I wanted to start a conversation about bulb spectrums.
Here's a few things I've learned about lighting, in hopes that it might make things easier on someone starting out.
Trying to figure out how much light I needed was the first roadblock I came to. Luckily I found this forum and some very intelligent people. Hoppy's Chart
was a life saver, and honestly, I don't think my tank would be thriving without this piece of brilliance. With it, I deciphered that ~ 75umols were making it down to the substrate. From there I could figure out what plants I could grow.
I've come to believe these numbers are a bit high. The measurements I base my lighting on are from the substrate
: 15-30 par = low light, 30-50 par = medium light, 50-90 par= high light, 90+ = algae farm.
Now that I knew the intensity of my lights I had to figure out which bulbs to use. Here's where Kelvin Temperature and Spectrum really took me for a ride. I read quite a bit of information about plants only using wavelengths in the red and blue parts of the spectrum, with green light being a waste. This is not true! Plants use light in the whole range of the spectrum, from 400nm-680nm. Here's what others have said:
"Dr. O. Elgersma (Philips). In 1982, Philips held a number of its own experiments to determine the effect of different lighting on the growth of aquatic plants. We used the following plants: Hottonia inflata , Limnophilia sessiflora , Ludwigia natans , Bacopa amplexicaulis , Hygrophilia polysperma , Rotala macrandra . The difference in photosynthesis at different wavelengths was less than 10%! The results of these data are applicable to all aquatic plants as they all have the same chlorophyll."
"In general, with regard to lamps for growing plants, most of them have a reddish hue, and is good for photosynthesis mostly in terrestrial
plants. When aquatic plants are illuminated only by red light, the stems of plants are strongly stretched and look ugly. When there is a blue light, the stems and leaves of plants are much better. In addition, red light fades very quickly under water, and blue penetrates well into the depths. For this reason, it is considered that for photosynthesis, under water plants primarily use the blue part of the spectrum of light. " (The wavelength of light and photosynthesis in plants, ADA)
"Quantum yield - It shows how efficiently a plant uses light of a wavelength measured by evaluation of O2 production- the main product of photosynthesis indicating its intensity. Measurements of quantum yield as a function of wavelength for plants have shown that the photosynthetic efficiency of photons in the range 400-680nm is almost identical
, (Taiz and Zeiger, 1991 Plant physiology) with a rapid decline after 680nm. The fact that green light is almost never used in the process of photosynthesis is not true. Quantum efficiency of green light is ~15% less than red light, and ~5% less efficient than blue light.

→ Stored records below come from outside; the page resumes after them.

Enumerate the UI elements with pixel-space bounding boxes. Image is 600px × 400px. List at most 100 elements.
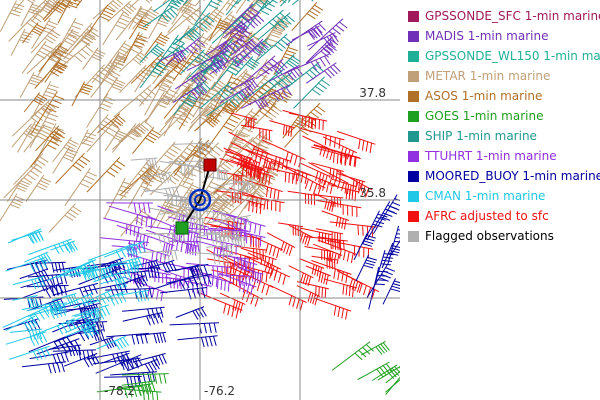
wind-barb — [189, 182, 230, 213]
wind-barb — [188, 208, 230, 224]
wind-barb — [96, 335, 130, 350]
wind-barb — [122, 306, 165, 319]
wind-barb — [311, 162, 344, 181]
wind-barb — [86, 261, 117, 274]
legend-item: AFRC adjusted to sfc — [408, 206, 598, 226]
wind-barb — [193, 230, 230, 244]
lon-label: -78.2 — [104, 384, 135, 398]
wind-barb — [128, 5, 150, 30]
legend-item: TTUHRT 1-min marine — [408, 146, 598, 166]
wind-barb — [230, 142, 275, 172]
wind-barb — [143, 5, 178, 28]
wind-barb — [109, 261, 140, 274]
wind-barb — [288, 265, 314, 287]
wind-barb — [296, 169, 337, 194]
wind-barb — [166, 36, 206, 66]
wind-barb — [9, 345, 51, 361]
wind-barb — [168, 160, 218, 172]
legend-item: MADIS 1-min marine — [408, 26, 598, 46]
wind-barb — [102, 11, 132, 46]
wind-barb — [119, 50, 149, 73]
wind-barb — [57, 0, 81, 24]
wind-barb — [49, 344, 82, 357]
legend-label: SHIP 1-min marine — [425, 129, 537, 143]
wind-barb — [194, 0, 223, 26]
wind-barb — [139, 171, 173, 185]
wind-barb — [31, 261, 66, 273]
legend-swatch — [408, 90, 419, 102]
wind-barb — [8, 9, 45, 42]
wind-barb — [269, 284, 307, 311]
wind-barb — [234, 56, 260, 76]
wind-barb — [241, 165, 274, 186]
wind-barb — [104, 375, 142, 387]
wind-barb — [245, 179, 283, 201]
wind-barb — [377, 365, 400, 381]
site-marker — [175, 221, 189, 235]
wind-barb — [313, 243, 342, 265]
wind-barb — [206, 245, 234, 257]
wind-barb — [5, 331, 48, 346]
wind-barb — [223, 115, 259, 157]
wind-barb — [205, 214, 251, 229]
wind-barb — [22, 22, 46, 44]
wind-barb — [172, 26, 202, 46]
wind-barb — [5, 256, 47, 272]
legend: GPSSONDE_SFC 1-min marine MADIS 1-min mar… — [408, 6, 600, 246]
legend-label: MADIS 1-min marine — [425, 29, 549, 43]
wind-barb — [123, 31, 148, 64]
wind-barb — [247, 0, 269, 18]
wind-barb — [299, 162, 331, 186]
legend-label: Flagged observations — [425, 229, 554, 243]
wind-barb — [287, 190, 318, 206]
wind-barb — [35, 125, 66, 152]
wind-barb — [36, 338, 81, 355]
wind-barb — [92, 357, 141, 371]
wind-barb — [86, 156, 126, 193]
wind-barb — [205, 40, 233, 56]
wind-barb — [355, 254, 378, 282]
wind-barb — [200, 293, 243, 319]
wind-barb — [218, 226, 266, 247]
wind-barb — [179, 32, 211, 69]
wind-barb — [190, 93, 225, 124]
wind-barb — [52, 282, 98, 298]
wind-barb — [30, 27, 61, 54]
site-marker — [194, 194, 206, 206]
wind-barb — [105, 40, 133, 69]
wind-barb — [130, 157, 158, 169]
wind-barb — [219, 84, 255, 104]
wind-barb — [313, 144, 361, 168]
wind-barb — [106, 202, 153, 213]
wind-barb — [147, 215, 187, 241]
wind-barb — [199, 81, 236, 110]
site-marker — [188, 188, 212, 212]
wind-barb — [157, 261, 203, 280]
wind-barb — [284, 117, 317, 148]
wind-barb — [313, 144, 360, 167]
wind-barb — [224, 254, 258, 274]
legend-item: SHIP 1-min marine — [408, 126, 598, 146]
wind-barb — [305, 36, 339, 64]
wind-barb — [229, 173, 272, 208]
wind-barb — [145, 91, 172, 123]
wind-barb — [173, 138, 209, 177]
wind-barb — [119, 64, 153, 94]
wind-barb — [218, 276, 263, 307]
wind-barb — [234, 0, 275, 22]
wind-barb — [26, 302, 67, 316]
wind-barb — [107, 0, 137, 23]
wind-barb — [222, 3, 259, 34]
wind-barb — [274, 54, 301, 75]
wind-barb — [304, 41, 337, 66]
wind-barb — [0, 193, 25, 222]
wind-barb — [167, 3, 199, 33]
wind-barb — [153, 231, 186, 243]
wind-barb — [353, 232, 376, 261]
legend-swatch — [408, 190, 419, 202]
wind-barb — [271, 160, 311, 184]
wind-barb — [234, 245, 267, 260]
legend-item: GPSSONDE_SFC 1-min marine — [408, 6, 600, 26]
wind-barb — [218, 171, 244, 186]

The quantum yield of the blue and green light is somewhat less than red, but blue and green light penetrate much deeper in water than red light. Within 1 foot of water 50% of red light intensity is lost, in 2 feet of water 70% of red light intensity is lost, and after 3ft nearly 90% is gone.
So, in my haste I decided to get 2 plant bulbs and 1 daylight bulb. My tank had an unflattering reddish hue which I put up with because I thought it was best for my plants. Secondly, I was getting very lanky stretched out growth from my plants. I know aesthetics are a personal choice, so I'm not trying to tell you what your aquarium should look like. Just trying to help. With that said, I looked up some info on how to make my aquarium look better while maintaining good growth and found this:
"It turns out that the total photosynthesis in plants under water, from all the wavelengths, are approximately
the same from all parts of the spectrum of light."
"The fact that plants use the entire visible portion of the spectrum of light more or less uniformly allows for the selection of lighting based on aesthetics. Lamps with a color temperature of 6500K are better at color rendering than 5000K, because they have a better differentiation of blue shades - it comes from the fact that the 6500K color temperature is higher, and a higher color temperature means a greater proportion of blue and green spectrum. More green light will significantly improve all the subtle differences between shades of green and make the aquarium "brighter".
"Lamps with special PAR-spectrum enhanced red and blue portions leads to great distortions of color."
"Aquariums should prefer lamps with color temperature of not less than 5200K and a ratio of red / blue (R/B) ~ 0.6 with a slightly higher proportion of blue light - they will more accurately reproduce colors under water than the reddish light of ~ 0.8. (R/B) lamps. With 0.37(R/B) being too blue. In addition, as mentioned above, blue light is much better at penetrating water to a depth than red.
Here are some common bulbs:
Of those I like the following:
Here's a typical plant bulb for reference. Notice the reddish hue? Sylvania Gro Lux
Philips 950 (most economical)
Hagen Life Glo
JBL Ultra Solar Natur
GE Ecolux Ultramax
I decided on using a Life Glo + Flora Sun + Ultra Sun(until I can buy the Philips 950).
Hope this was informative. If I was incorrect about something please let me know.